O evangelista João, no prólogo do seu evangelho, chama Jesus de “Verbo”. “Verbo” quer dizer “Palavra” e a “palavra” serve para comunicar-se com os outros. O que guardamos na mente e no coração chega à mente e ao coração dos outros através da palavra. Nada mais fugaz e débil que a palavra, mero som que se perde em ondas, mas também nada mais forte e de maior alcance que a palavra, pois a palavra cria vida ou morte, amor ou ódio, bênção ou maldição, respeito ou desprezo, admiração ou inveja, aceitação ou rejeição. A palavra pode consolar e curar, mas também pode machucar e ferir. A palavra dita não tem volta. E cada palavra representa uma realidade.
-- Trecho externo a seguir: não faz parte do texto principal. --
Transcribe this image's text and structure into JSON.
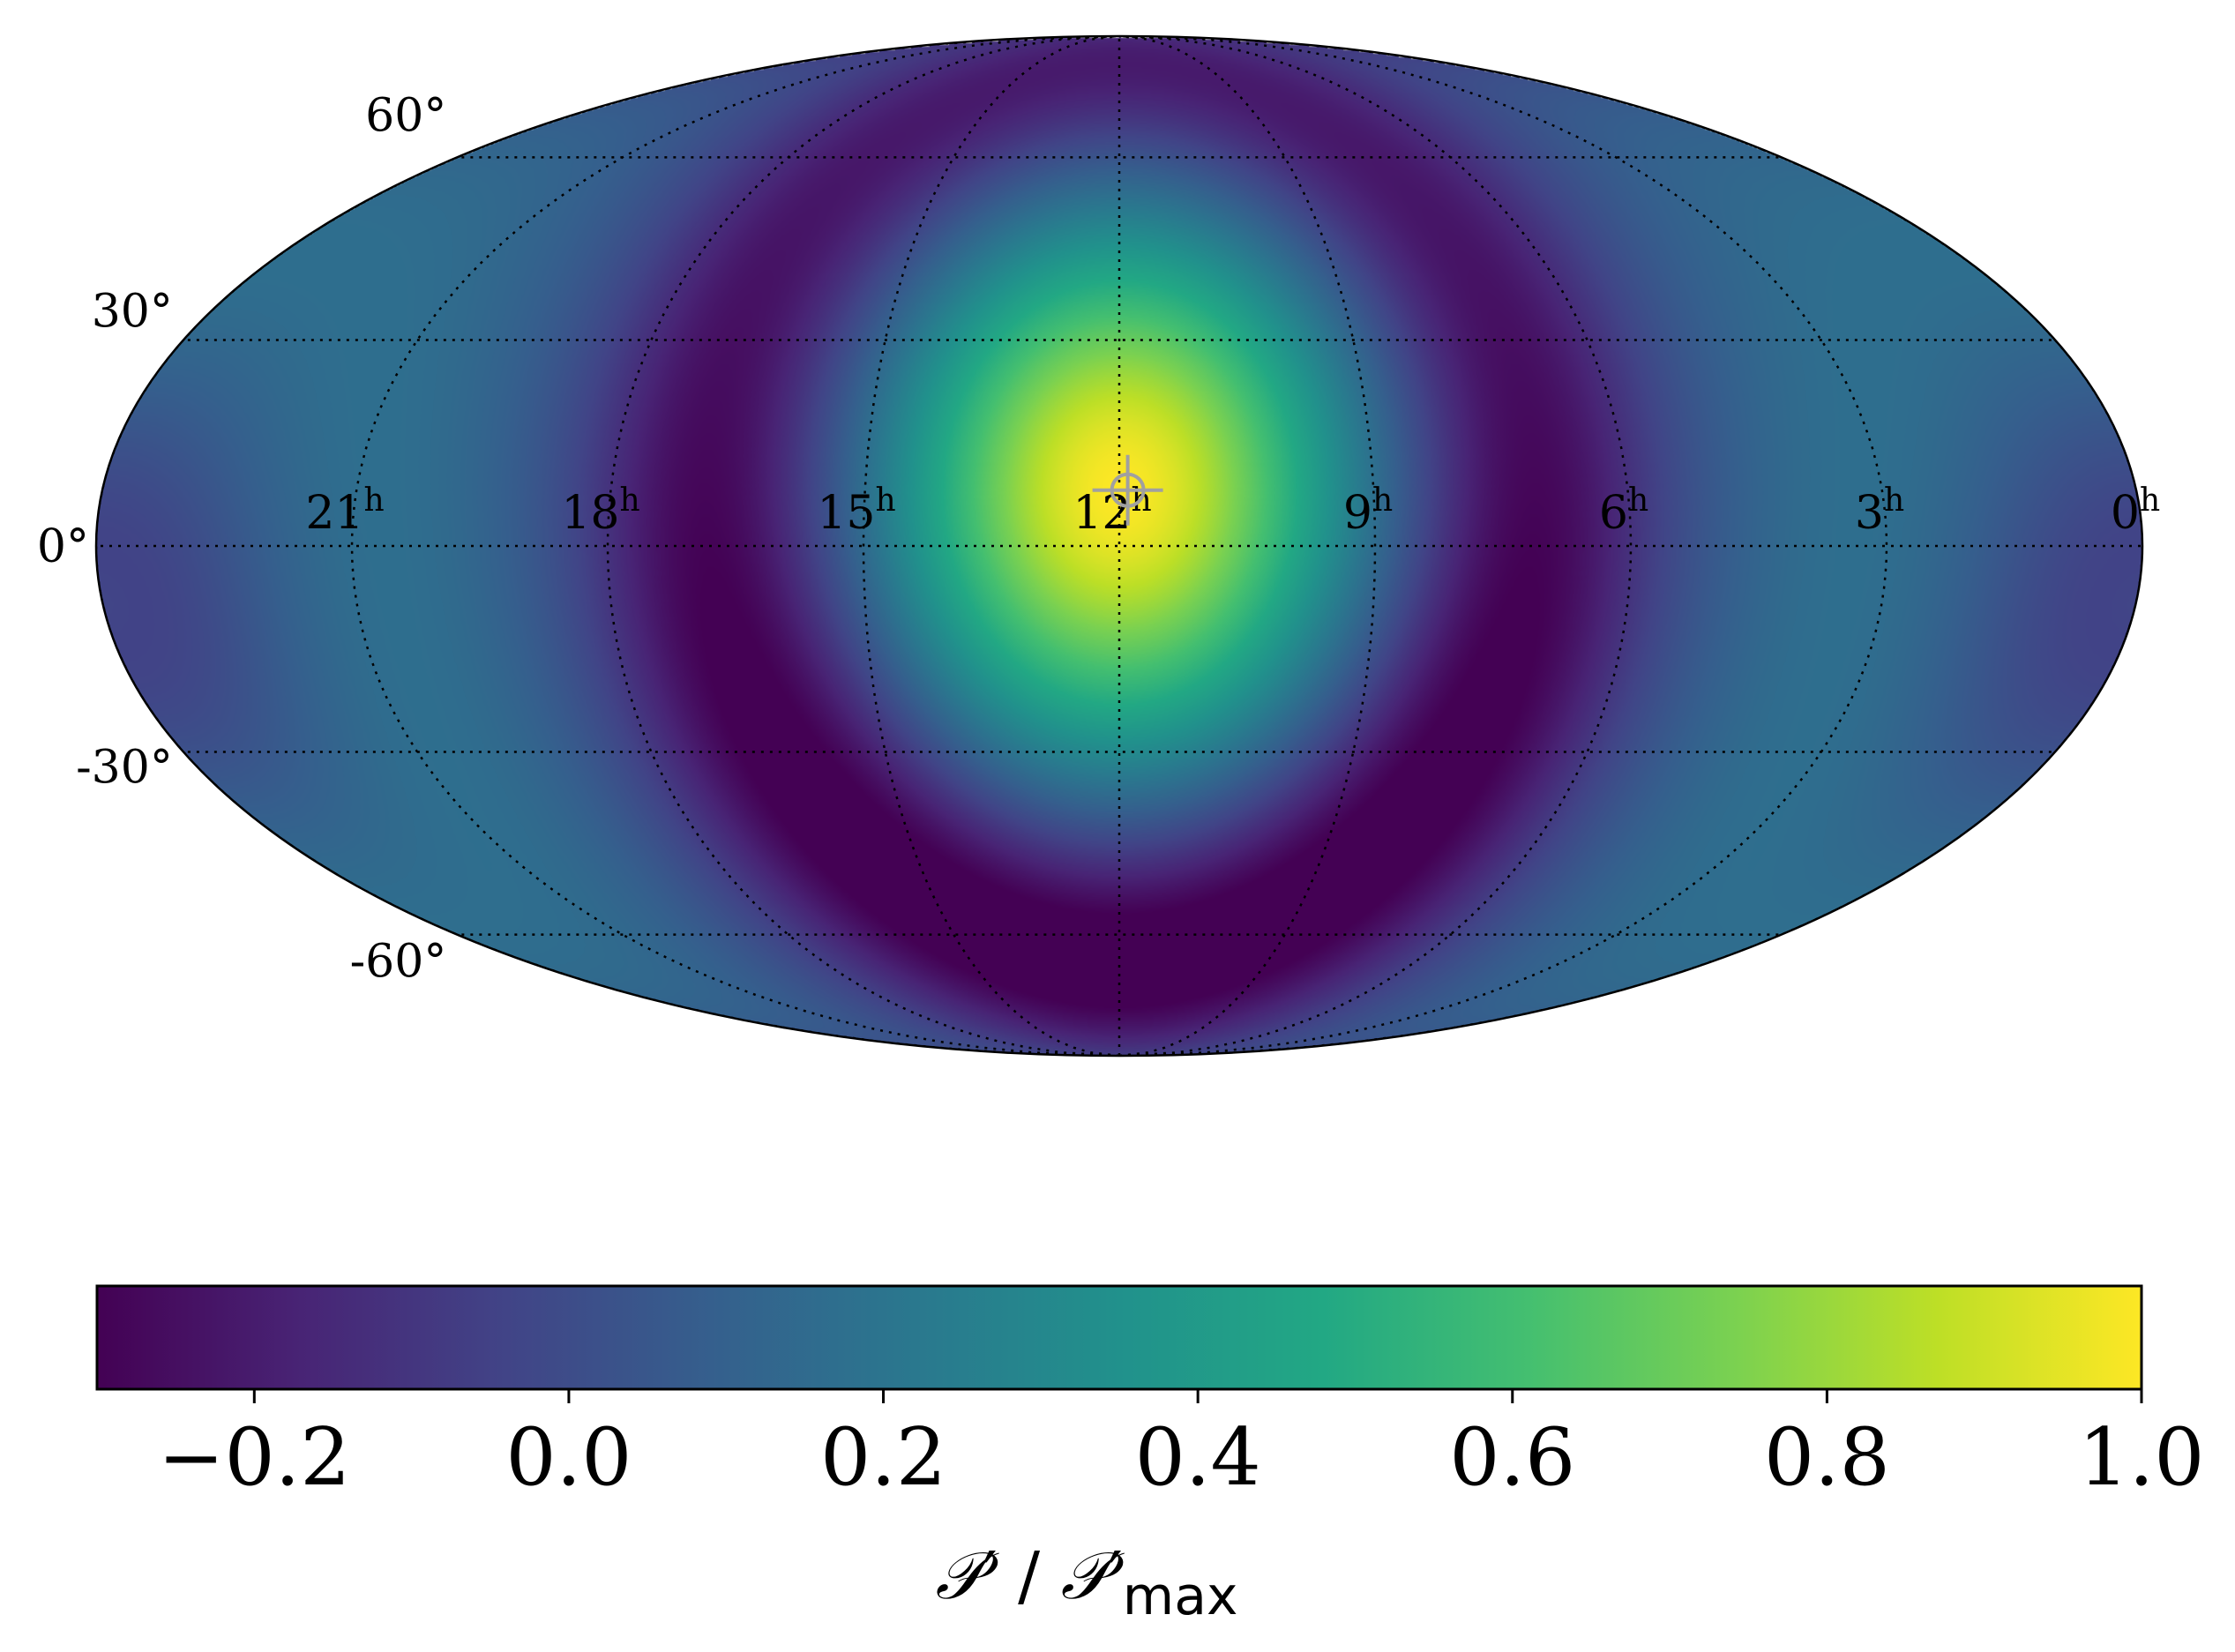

Se cada palavra representa uma realidade, então, antes de pronunciar uma palavra devemos saber se ela realmente representa uma realidade ou não. Se ela não representar uma realidade, ela não deve ser pronunciada. Por isso, no Sermão da Montanha Jesus diz categoricamente: “Seja vosso sim, sim, e o vosso não, não. O que passa disso vem do Maligno”(Mt 5,37). Por isso, a palavra não pode se pronunciar em vão, pois o próprio Deus não pronunciou nada em vão. A palavra, antes de ser dita, deve ser pensada e refletida para torná-la eficaz em transmitir a verdade ou realidade.
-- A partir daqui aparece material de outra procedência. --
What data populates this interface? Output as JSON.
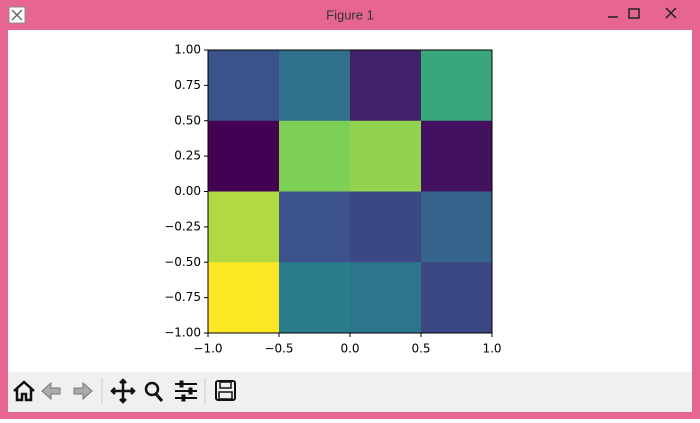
{
  "window": {
    "title": "Figure 1"
  },
  "chart_data": {
    "type": "heatmap",
    "values": [
      [
        0.25,
        0.37,
        0.1,
        0.6
      ],
      [
        0.0,
        0.8,
        0.83,
        0.05
      ],
      [
        0.88,
        0.25,
        0.22,
        0.32
      ],
      [
        1.0,
        0.42,
        0.39,
        0.22
      ]
    ],
    "cmap": [
      "#440154",
      "#3b528b",
      "#21918c",
      "#5ec962",
      "#fde725"
    ],
    "clim": [
      0,
      1
    ],
    "xlim": [
      -1,
      1
    ],
    "ylim": [
      -1,
      1
    ],
    "xticks": [
      {
        "value": -1,
        "label": "−1.0"
      },
      {
        "value": -0.5,
        "label": "−0.5"
      },
      {
        "value": 0,
        "label": "0.0"
      },
      {
        "value": 0.5,
        "label": "0.5"
      },
      {
        "value": 1,
        "label": "1.0"
      }
    ],
    "yticks": [
      {
        "value": -1,
        "label": "−1.00"
      },
      {
        "value": -0.75,
        "label": "−0.75"
      },
      {
        "value": -0.5,
        "label": "−0.50"
      },
      {
        "value": -0.25,
        "label": "−0.25"
      },
      {
        "value": 0,
        "label": "0.00"
      },
      {
        "value": 0.25,
        "label": "0.25"
      },
      {
        "value": 0.5,
        "label": "0.50"
      },
      {
        "value": 0.75,
        "label": "0.75"
      },
      {
        "value": 1,
        "label": "1.00"
      }
    ]
  }
}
De acordo com o livro de Gênesis, à medida que Deus fala, as coisas vão acontecendo. Deus diz, por exemplo,: “’Que exista a luz’, e a luz começou a existir”(cf. Gn 1,3ss). Jesus é o Verbo porque ele é a força criadora que dá vida a tudo; é comunicador de vida, pois ele próprio possui a vida em plenitude e a transmite à humanidade: “Tudo foi feito por meio dele, e sem ele nada foi feito de tudo que existe. Nele estava a vida, e a vida era a luz dos homens"(Jo 1,3-4). Se quisermos mais vida, devemos voltar sempre para a fonte de vida que é o Verbo encarnado, pois onde o Verbo estiver espaço para fazer sua tenda, lá a vida se torna abundante.


Jesus é comunicação pessoal de Deus ao ser humano, e tão sublime que lhe oferece uma participação na sua própria vida: “...a todos aqueles que O acolheram, deu-lhes poder de se tornarem filhos de Deus: são os que crêem no seu nome”(Jo 1,12). O Verbo feito carne é expressão criadora de vida; é sinal humano e sacramento do coração do Deus Pai. Para que possamos possuir a vida em plenitude basta olhar para o Verbo encarnado de Deus, Jesus Cristo, e observar, imitar e viver o que ele faz, o que ele diz, o que ele ensina, e basta olhar para ele para saber como devemos nos comportar, o que deve se pensar, qual deve ser a preferência etc.. Tudo deve partir do Verbo encarnado. Ele deve ser espelho vivo de nossa vida cotidiana, inclusive de nossas decisões, pois fora dele não existe vida.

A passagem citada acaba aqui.